Of course, there is a downside to this: failure and not getting what you want can be extremely painful. By expecting the very best, we will have to endure great disappointments. And most certainly while we expect the best, we should also be wise enough to do so with a dose of realism and pragmatism. Expecting the best shouldn’t mean that I, in my 40s and without any basketball experience, will expect to become the next Michael Jordan, right?

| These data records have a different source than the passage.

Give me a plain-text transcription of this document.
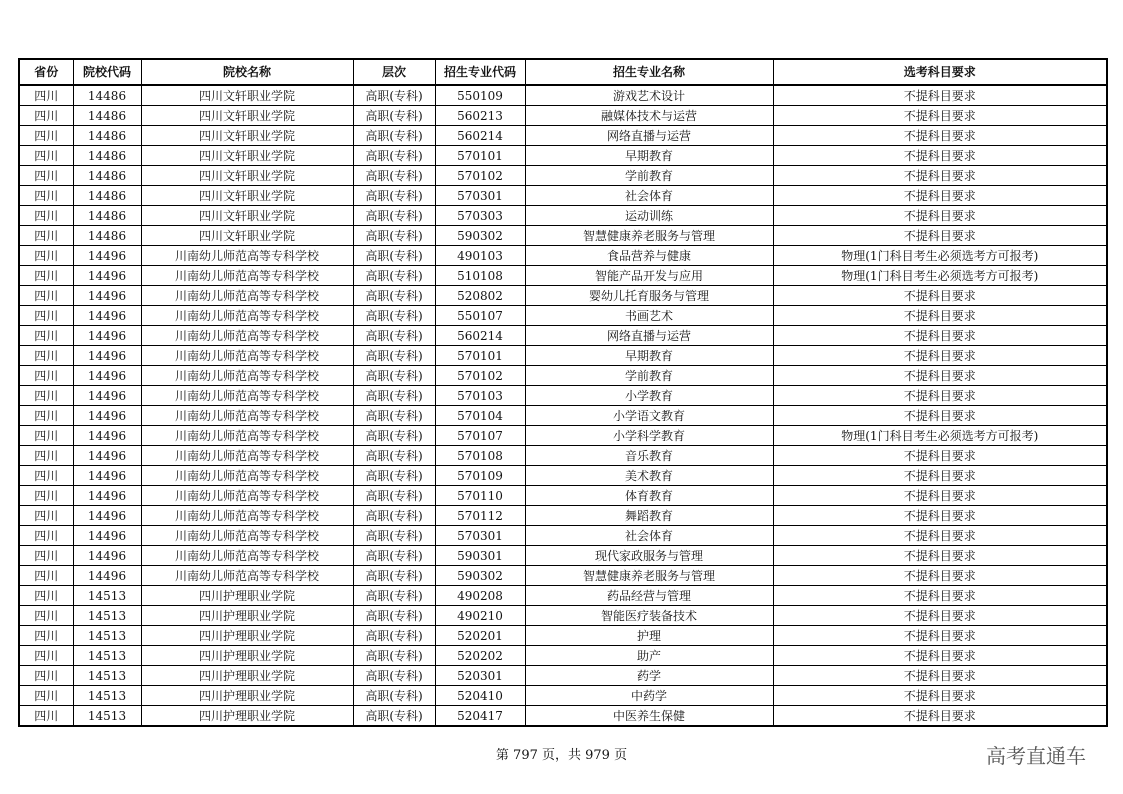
省份	院校代码	院校名称	层次	招生专业代码	招生专业名称	选考科目要求
四川	14486	四川文轩职业学院	高职(专科)	550109	游戏艺术设计	不提科目要求
四川	14486	四川文轩职业学院	高职(专科)	560213	融媒体技术与运营	不提科目要求
四川	14486	四川文轩职业学院	高职(专科)	560214	网络直播与运营	不提科目要求
四川	14486	四川文轩职业学院	高职(专科)	570101	早期教育	不提科目要求
四川	14486	四川文轩职业学院	高职(专科)	570102	学前教育	不提科目要求
四川	14486	四川文轩职业学院	高职(专科)	570301	社会体育	不提科目要求
四川	14486	四川文轩职业学院	高职(专科)	570303	运动训练	不提科目要求
四川	14486	四川文轩职业学院	高职(专科)	590302	智慧健康养老服务与管理	不提科目要求
四川	14496	川南幼儿师范高等专科学校	高职(专科)	490103	食品营养与健康	物理(1门科目考生必须选考方可报考)
四川	14496	川南幼儿师范高等专科学校	高职(专科)	510108	智能产品开发与应用	物理(1门科目考生必须选考方可报考)
四川	14496	川南幼儿师范高等专科学校	高职(专科)	520802	婴幼儿托育服务与管理	不提科目要求
四川	14496	川南幼儿师范高等专科学校	高职(专科)	550107	书画艺术	不提科目要求
四川	14496	川南幼儿师范高等专科学校	高职(专科)	560214	网络直播与运营	不提科目要求
四川	14496	川南幼儿师范高等专科学校	高职(专科)	570101	早期教育	不提科目要求
四川	14496	川南幼儿师范高等专科学校	高职(专科)	570102	学前教育	不提科目要求
四川	14496	川南幼儿师范高等专科学校	高职(专科)	570103	小学教育	不提科目要求
四川	14496	川南幼儿师范高等专科学校	高职(专科)	570104	小学语文教育	不提科目要求
四川	14496	川南幼儿师范高等专科学校	高职(专科)	570107	小学科学教育	物理(1门科目考生必须选考方可报考)
四川	14496	川南幼儿师范高等专科学校	高职(专科)	570108	音乐教育	不提科目要求
四川	14496	川南幼儿师范高等专科学校	高职(专科)	570109	美术教育	不提科目要求
四川	14496	川南幼儿师范高等专科学校	高职(专科)	570110	体育教育	不提科目要求
四川	14496	川南幼儿师范高等专科学校	高职(专科)	570112	舞蹈教育	不提科目要求
四川	14496	川南幼儿师范高等专科学校	高职(专科)	570301	社会体育	不提科目要求
四川	14496	川南幼儿师范高等专科学校	高职(专科)	590301	现代家政服务与管理	不提科目要求
四川	14496	川南幼儿师范高等专科学校	高职(专科)	590302	智慧健康养老服务与管理	不提科目要求
四川	14513	四川护理职业学院	高职(专科)	490208	药品经营与管理	不提科目要求
四川	14513	四川护理职业学院	高职(专科)	490210	智能医疗装备技术	不提科目要求
四川	14513	四川护理职业学院	高职(专科)	520201	护理	不提科目要求
四川	14513	四川护理职业学院	高职(专科)	520202	助产	不提科目要求
四川	14513	四川护理职业学院	高职(专科)	520301	药学	不提科目要求
四川	14513	四川护理职业学院	高职(专科)	520410	中药学	不提科目要求
四川	14513	四川护理职业学院	高职(专科)	520417	中医养生保健	不提科目要求
第 797 页，共 979 页	高考直通车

Obviously, failure and disappointment are part and parcel of the human condition: there will be times when we don’t get that raise, when our business will fail, and when instead of blessing we get problems. However, I for one prefer to live a life where my expectations are high and where I believe that I can achieve the things that I aspire for. It is a life that is more honest since I accept my expectations instead of attempting to manage them. It is a life that is more joyful because it is difficult not to happy when you think that the world will give you its very best. Finally, it is also a less stressful life because often we stress out because of worry that bad things will happen to us. I know that this approach to life may seem naive — even silly — but I think it takes the greatest courage to risk grave disappointment. And it is the utmost cowardice to destroy your hopes and aspirations simply because of a fear of failure.

As is become a pattern in my life, my children keep providing me with the very best of lessons.